Consider Secondary Effects
Always keep perspective. Sometimes we get so locked in to what is right in front of us we forget the larger picture. Are others unsafe because of what is occurring? Is this creating a disturbance? Whom will you have to follow up with after? What can you not do now that you need to delegate to a teammate?
Ask for Help
There is no pride to be found in a situation going south because you did not ask for help. Ask for help before you need it. Anyone on the student affairs or student support team should be happy to come help, even if it just means standing to the side in case you need them. Delegate tasks such as communication, crowd management and recordkeeping. Do not do it all. Do not do it alone.
There are some situations that are too intense. Tap out. There are some days when you cannot handle something you normally can. Tap out. There are some situations that last a long time and you are no longer performing at your best. Tap out.
When learning CPR, one of the first things you learn is that if there are two people available it is best when they take turns in order to maintain the quality of chest compressions. The same thing can be said here: It is easier to run a marathon as a relay rather than as a single event.
Consult
Ideally, all big decisions should be made in consultation with your immediate team as well as student affairs leaders, the mental health center, campus police or the designated emergency response personnel. There is no harm in consultation as long as you are not causing harm by waiting to consult. Others may have a different perspective, different level of authority or different options than you do on the ground. This requires that you know what resources are available and how to contact them. Do you have the police dispatch number? The dean’s number? Campus safety? Where do you have these resources? What is easiest for you? Putting them in your phone? Having them in your wallet? Delegating communication to someone who has more immediate access to needed resources than you do?
Make a Decision
Rarely are situations as black-and-white as we want them to be. Sometimes we have to be comfortable making a decision before we know all the information. This can be scary and nerve-racking—the phrase I learned in the Army is “the 80 percent solution.”
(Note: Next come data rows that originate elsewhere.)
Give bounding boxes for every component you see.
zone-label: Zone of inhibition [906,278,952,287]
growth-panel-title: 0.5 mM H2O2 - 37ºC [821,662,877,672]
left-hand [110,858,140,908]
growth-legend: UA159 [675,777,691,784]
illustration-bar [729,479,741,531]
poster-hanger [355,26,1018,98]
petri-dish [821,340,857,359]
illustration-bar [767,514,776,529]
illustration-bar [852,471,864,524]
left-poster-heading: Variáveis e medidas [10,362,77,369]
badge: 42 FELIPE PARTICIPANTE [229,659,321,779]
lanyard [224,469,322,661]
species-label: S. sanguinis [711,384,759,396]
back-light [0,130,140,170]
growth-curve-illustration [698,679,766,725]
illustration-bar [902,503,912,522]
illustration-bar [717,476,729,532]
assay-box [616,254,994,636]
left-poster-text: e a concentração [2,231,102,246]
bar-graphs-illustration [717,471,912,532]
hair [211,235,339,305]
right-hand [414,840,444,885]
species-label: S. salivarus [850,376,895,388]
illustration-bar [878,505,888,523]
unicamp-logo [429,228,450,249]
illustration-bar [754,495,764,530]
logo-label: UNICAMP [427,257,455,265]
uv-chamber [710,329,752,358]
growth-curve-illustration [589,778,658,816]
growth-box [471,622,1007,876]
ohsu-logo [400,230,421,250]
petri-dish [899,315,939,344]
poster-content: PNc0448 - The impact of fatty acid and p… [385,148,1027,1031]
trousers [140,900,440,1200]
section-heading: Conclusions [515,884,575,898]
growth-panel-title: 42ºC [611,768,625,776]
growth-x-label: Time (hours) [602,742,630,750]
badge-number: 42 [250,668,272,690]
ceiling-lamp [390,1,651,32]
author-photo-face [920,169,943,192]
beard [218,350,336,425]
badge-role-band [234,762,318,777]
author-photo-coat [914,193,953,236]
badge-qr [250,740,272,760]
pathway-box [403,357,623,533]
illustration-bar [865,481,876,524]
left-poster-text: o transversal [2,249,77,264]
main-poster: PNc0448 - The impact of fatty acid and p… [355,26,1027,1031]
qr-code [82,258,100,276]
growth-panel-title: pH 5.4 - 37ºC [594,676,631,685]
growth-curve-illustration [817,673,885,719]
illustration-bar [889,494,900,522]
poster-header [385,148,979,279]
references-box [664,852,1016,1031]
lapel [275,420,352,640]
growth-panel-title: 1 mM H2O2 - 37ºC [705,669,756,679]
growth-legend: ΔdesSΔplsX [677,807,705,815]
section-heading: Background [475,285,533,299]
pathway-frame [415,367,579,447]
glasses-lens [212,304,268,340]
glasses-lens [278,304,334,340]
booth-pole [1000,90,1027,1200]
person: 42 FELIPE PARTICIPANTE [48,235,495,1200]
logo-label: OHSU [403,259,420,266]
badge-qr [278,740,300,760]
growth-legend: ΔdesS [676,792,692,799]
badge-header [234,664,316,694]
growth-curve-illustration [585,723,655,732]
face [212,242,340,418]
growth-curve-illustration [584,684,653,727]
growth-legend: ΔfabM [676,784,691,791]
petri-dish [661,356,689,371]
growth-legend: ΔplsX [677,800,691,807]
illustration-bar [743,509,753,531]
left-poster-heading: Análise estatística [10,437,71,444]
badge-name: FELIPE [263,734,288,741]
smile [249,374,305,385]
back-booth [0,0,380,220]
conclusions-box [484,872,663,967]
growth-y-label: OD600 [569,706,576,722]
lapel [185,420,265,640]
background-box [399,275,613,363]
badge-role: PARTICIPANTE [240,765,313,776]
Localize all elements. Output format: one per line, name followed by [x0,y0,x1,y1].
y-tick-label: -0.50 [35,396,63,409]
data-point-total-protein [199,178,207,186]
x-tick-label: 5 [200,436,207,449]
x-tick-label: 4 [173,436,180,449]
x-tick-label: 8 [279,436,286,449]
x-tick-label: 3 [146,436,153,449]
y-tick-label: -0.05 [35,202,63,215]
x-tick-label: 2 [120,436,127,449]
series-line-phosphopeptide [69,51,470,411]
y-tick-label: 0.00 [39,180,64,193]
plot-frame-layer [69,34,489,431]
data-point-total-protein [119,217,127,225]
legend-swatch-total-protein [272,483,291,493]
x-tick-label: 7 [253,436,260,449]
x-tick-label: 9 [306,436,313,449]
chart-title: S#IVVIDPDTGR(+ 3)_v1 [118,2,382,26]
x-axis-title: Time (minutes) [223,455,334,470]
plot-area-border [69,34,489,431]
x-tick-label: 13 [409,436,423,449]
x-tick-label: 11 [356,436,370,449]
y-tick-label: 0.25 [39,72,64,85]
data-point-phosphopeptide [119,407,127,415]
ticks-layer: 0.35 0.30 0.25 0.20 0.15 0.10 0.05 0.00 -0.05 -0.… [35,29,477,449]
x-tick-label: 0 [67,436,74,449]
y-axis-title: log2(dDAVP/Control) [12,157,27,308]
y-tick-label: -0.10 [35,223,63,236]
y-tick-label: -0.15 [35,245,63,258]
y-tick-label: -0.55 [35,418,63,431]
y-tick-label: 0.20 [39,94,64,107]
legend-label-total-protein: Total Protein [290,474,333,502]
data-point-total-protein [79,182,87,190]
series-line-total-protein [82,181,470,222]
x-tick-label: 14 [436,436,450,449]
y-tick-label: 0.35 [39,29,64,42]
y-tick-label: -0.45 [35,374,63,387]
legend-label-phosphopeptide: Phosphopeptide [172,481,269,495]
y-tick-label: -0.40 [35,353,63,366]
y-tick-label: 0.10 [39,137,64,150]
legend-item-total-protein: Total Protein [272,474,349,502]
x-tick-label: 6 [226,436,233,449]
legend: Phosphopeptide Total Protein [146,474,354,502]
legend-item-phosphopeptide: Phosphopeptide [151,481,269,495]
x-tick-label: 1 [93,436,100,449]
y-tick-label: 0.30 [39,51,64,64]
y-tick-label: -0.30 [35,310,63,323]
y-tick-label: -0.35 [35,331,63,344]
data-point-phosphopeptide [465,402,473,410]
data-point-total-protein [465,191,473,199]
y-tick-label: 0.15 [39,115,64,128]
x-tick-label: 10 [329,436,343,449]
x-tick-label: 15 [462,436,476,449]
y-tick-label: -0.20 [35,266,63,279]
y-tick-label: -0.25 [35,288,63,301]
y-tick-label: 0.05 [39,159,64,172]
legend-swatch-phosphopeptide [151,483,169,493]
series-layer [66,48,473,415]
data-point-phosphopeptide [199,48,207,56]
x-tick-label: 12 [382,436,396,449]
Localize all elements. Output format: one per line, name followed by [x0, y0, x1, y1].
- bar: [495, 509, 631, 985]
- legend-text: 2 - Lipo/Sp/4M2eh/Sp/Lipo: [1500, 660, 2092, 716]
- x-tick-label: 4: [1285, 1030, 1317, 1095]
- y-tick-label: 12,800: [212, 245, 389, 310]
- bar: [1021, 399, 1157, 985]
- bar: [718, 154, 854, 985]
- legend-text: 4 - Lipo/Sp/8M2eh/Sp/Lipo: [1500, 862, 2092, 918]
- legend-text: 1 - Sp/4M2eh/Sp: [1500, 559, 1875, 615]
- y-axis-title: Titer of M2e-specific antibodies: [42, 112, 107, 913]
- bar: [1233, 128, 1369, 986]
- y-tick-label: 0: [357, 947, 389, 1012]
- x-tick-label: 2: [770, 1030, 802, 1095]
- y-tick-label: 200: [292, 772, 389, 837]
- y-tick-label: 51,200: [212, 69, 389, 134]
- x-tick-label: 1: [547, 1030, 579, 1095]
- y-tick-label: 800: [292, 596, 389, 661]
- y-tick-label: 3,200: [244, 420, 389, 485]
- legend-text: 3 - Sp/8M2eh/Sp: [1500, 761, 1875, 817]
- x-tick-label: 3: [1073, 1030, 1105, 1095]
When confronted with uncertainty, just remember that unintentional inaction may be the boldest action you can take: Rather than avoid a decision, you are deciding that nothing needs to be done. Find comfort with the 80 percent solution and make a decision.
Keep Yourself Going
Crises can last a long amount of time. Even for short-duration crises, there is a large amount of follow-up that often occurs after the initial crisis throughout the night and in the following days. It is possible, in the short term, to run on adrenaline, but this is not possible or advisable in the long term. If a situation lasts a long time (as can be defined by you), remember to keep yourself going. Once when working on a big crisis situation in the military, I was struck by our commander pausing and reminding those of us in the room to hit the essentials: food, water, exercise. Also, take time to document, constantly, even if it is in a small notebook to be transferred later to electronic format. Your memory will get foggy within minutes. When situations take a pause, process—with your loved ones, by yourself or with your team.
Conclusion
In times of crisis, remember that you are human. The emotions stirred by witnessing others in desperation can leave a profound and transformative mark. Prioritize your own well-being—engage in coping strategies that resonate with you. Use these skills as a baseline, but find your own that work for you, your team, your institution and, most importantly, your students.